I've done some experimenting with both, here's my findings.

Adaptive sketches seemed to work okay, so long as there was few changes per sketch. Frequently the assembly constraints broke during modifications. Also, when making many changes to the model, you need to go to many files.

Skeletal modeling seems to be more stable, and durable to changes, within reason. The relationships need to be well defined mathematically.
The example I worked with is posted as Machine Base - Skeletal Modelling (images only) I would really like to post the files but it is my clients model, and they graciously allowed me to use the images.
In this case, change any/all of the parameters in the master file, go for a coffee, and when you come back all documentation is regenerated, including drawings with welds, ready to print and take to the shop for building. Simple yet effective. Cost savings to the client about 1 - 1.5 days per variant.

I'd be interested to hear other opinions, and examples as well.

 
Comments 0

Hi Kevin,

I agree Skeletal modeling is a more robust method when compared to adaptive sketches. There are no constraints to fail, but you sometimes can get a messy .ipt if you don't structure it logically from the start.

The only downfall with Skeletal modeling imo is when I need multiple instances of a part in an assembly, and this part is re-used across multiple designs.
For example, cutting inserts being drawn with skeletal modeling over and over would give you many duplicate .ipt files. If I did this on different jobs I would have many duplicate names, when in reality they are all the same insert. It's because of this that I don't use skeletal modeling in my daily job duties in cutting tool design. I have used it on unique projects many times though!!
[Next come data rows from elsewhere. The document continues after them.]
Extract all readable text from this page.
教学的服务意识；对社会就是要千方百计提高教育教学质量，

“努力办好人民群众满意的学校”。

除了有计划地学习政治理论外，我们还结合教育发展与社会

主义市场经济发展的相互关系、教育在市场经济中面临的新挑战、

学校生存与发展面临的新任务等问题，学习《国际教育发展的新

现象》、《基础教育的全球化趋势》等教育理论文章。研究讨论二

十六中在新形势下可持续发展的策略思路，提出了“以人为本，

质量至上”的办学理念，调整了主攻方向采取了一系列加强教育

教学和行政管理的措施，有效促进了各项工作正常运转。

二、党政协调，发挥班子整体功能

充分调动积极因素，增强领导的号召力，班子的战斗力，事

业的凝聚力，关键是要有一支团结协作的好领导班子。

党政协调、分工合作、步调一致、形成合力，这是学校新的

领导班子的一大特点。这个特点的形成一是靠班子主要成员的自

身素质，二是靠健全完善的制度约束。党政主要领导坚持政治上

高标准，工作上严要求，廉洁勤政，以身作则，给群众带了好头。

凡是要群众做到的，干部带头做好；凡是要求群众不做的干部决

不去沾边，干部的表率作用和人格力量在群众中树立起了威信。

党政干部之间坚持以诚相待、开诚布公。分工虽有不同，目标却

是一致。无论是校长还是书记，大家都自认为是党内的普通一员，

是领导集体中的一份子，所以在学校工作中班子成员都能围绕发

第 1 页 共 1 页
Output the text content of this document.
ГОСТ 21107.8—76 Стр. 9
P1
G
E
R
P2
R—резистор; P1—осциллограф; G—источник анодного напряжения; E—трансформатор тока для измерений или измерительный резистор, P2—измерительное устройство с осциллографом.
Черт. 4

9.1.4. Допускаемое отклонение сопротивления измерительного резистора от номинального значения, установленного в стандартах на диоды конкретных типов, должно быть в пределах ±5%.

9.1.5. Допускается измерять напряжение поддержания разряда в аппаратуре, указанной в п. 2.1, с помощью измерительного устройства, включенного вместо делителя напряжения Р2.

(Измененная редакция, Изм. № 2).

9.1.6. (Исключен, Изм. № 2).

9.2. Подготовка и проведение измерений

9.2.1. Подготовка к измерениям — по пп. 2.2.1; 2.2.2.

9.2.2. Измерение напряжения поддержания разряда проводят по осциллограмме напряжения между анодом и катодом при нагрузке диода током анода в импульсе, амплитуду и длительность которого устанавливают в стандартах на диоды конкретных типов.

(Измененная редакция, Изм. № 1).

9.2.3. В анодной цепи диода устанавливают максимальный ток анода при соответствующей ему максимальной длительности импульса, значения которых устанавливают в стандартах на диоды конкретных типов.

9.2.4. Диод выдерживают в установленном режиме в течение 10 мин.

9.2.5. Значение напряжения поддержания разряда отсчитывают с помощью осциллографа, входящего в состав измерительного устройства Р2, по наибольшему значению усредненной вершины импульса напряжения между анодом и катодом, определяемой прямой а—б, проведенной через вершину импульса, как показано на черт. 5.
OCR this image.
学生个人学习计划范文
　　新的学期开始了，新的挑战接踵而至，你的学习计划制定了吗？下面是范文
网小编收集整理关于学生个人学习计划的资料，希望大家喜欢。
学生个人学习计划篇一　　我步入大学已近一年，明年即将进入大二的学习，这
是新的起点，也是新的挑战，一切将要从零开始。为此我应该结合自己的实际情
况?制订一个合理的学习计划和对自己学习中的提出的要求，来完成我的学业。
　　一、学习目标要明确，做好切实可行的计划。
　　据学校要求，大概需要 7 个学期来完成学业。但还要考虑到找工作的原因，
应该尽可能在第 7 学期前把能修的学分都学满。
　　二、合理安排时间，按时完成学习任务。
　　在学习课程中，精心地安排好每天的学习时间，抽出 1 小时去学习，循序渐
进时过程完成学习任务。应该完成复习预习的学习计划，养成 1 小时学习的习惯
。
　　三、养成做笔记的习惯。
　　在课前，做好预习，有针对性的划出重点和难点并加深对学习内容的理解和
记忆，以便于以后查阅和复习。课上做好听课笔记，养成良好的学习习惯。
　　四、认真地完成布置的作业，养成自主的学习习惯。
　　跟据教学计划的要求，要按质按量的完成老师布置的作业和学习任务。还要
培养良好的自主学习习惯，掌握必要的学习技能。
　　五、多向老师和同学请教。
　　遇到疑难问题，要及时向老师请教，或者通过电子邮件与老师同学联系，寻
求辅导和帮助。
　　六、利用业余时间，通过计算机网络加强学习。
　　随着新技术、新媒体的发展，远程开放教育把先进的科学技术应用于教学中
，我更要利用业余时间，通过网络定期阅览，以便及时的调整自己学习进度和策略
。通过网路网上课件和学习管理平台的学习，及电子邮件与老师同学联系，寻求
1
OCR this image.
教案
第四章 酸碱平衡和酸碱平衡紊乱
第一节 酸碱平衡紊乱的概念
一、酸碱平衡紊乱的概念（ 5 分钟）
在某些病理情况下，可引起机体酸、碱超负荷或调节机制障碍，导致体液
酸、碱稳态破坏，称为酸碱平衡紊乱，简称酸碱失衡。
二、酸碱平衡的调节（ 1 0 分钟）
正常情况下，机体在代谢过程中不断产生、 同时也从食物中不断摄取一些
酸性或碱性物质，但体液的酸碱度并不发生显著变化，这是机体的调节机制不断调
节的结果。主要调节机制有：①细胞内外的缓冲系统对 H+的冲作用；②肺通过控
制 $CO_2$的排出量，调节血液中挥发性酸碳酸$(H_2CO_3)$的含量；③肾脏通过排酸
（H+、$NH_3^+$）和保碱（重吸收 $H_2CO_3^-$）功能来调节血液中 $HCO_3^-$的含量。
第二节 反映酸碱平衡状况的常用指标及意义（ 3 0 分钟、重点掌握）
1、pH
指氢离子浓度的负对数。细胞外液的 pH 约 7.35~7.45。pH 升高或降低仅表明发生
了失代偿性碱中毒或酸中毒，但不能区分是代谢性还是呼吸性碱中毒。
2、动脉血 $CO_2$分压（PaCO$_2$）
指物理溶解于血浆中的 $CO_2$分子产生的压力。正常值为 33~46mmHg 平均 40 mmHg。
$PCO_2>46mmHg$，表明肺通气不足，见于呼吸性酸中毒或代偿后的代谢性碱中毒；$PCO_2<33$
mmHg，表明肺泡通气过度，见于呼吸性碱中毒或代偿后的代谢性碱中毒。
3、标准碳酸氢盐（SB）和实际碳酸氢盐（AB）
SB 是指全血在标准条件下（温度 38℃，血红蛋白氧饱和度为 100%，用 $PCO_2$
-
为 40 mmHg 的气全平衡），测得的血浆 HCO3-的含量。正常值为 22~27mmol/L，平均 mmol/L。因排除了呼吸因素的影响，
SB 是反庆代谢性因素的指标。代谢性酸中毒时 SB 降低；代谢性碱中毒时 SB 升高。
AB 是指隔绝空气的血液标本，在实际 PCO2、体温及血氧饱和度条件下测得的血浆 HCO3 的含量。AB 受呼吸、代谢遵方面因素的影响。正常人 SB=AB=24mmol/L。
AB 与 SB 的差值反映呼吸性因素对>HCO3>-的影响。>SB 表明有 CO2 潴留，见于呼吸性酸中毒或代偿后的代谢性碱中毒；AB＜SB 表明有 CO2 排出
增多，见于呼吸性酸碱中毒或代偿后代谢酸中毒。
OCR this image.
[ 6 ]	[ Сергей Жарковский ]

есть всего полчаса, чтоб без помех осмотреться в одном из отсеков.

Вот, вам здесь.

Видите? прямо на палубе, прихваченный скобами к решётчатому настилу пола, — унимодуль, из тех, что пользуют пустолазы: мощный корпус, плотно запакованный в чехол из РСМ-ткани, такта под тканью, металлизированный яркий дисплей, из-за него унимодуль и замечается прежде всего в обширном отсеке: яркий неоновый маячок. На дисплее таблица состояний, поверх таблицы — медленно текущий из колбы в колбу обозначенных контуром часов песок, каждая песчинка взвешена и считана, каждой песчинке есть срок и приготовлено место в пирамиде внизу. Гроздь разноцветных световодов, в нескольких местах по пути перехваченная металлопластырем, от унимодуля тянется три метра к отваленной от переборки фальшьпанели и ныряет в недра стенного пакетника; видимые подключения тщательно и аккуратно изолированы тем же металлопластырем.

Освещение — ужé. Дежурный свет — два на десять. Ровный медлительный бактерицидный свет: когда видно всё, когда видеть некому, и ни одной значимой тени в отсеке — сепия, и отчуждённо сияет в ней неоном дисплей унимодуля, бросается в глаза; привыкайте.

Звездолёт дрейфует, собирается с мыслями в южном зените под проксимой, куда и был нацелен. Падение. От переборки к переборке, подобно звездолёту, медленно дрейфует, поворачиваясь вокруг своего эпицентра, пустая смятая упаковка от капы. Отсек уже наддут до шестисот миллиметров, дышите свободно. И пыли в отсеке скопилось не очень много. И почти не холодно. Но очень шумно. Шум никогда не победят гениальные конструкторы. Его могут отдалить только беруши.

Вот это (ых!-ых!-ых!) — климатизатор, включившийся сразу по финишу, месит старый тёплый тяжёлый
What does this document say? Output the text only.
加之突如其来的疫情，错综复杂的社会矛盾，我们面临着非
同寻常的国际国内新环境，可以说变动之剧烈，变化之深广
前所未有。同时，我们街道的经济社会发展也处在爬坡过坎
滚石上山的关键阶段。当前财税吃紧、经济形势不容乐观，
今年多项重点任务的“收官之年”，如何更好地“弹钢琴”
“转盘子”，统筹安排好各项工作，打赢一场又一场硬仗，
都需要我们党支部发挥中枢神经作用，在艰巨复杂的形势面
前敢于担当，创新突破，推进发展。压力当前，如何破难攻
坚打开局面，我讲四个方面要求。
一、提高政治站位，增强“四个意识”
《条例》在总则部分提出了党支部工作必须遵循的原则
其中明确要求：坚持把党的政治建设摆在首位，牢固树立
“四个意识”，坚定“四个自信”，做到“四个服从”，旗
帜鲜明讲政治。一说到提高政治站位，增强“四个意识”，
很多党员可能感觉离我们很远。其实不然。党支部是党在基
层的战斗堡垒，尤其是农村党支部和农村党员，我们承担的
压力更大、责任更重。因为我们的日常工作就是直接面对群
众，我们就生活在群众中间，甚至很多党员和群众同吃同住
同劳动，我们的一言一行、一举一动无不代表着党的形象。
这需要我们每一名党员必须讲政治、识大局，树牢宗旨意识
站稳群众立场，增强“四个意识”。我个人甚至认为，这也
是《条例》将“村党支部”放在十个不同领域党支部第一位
I think it really comes down to the type of design work you do.

 
Comments 1

Inventor is a primitive semi-parametric 3D platform. The only way to resolve any issues with Inventor is to change to Solidworks. I unfortunately use Inventor because that is what my cheap boss that has no understanding of design got for us. And since he gets what he paid for, it is impossible to be productive and have good parametric models with it. The Constrain command never works right and even if you put together the assembly from building from it, I have found it never works correctly and I spend more hours in doing fixes than actual work. Hope that helps!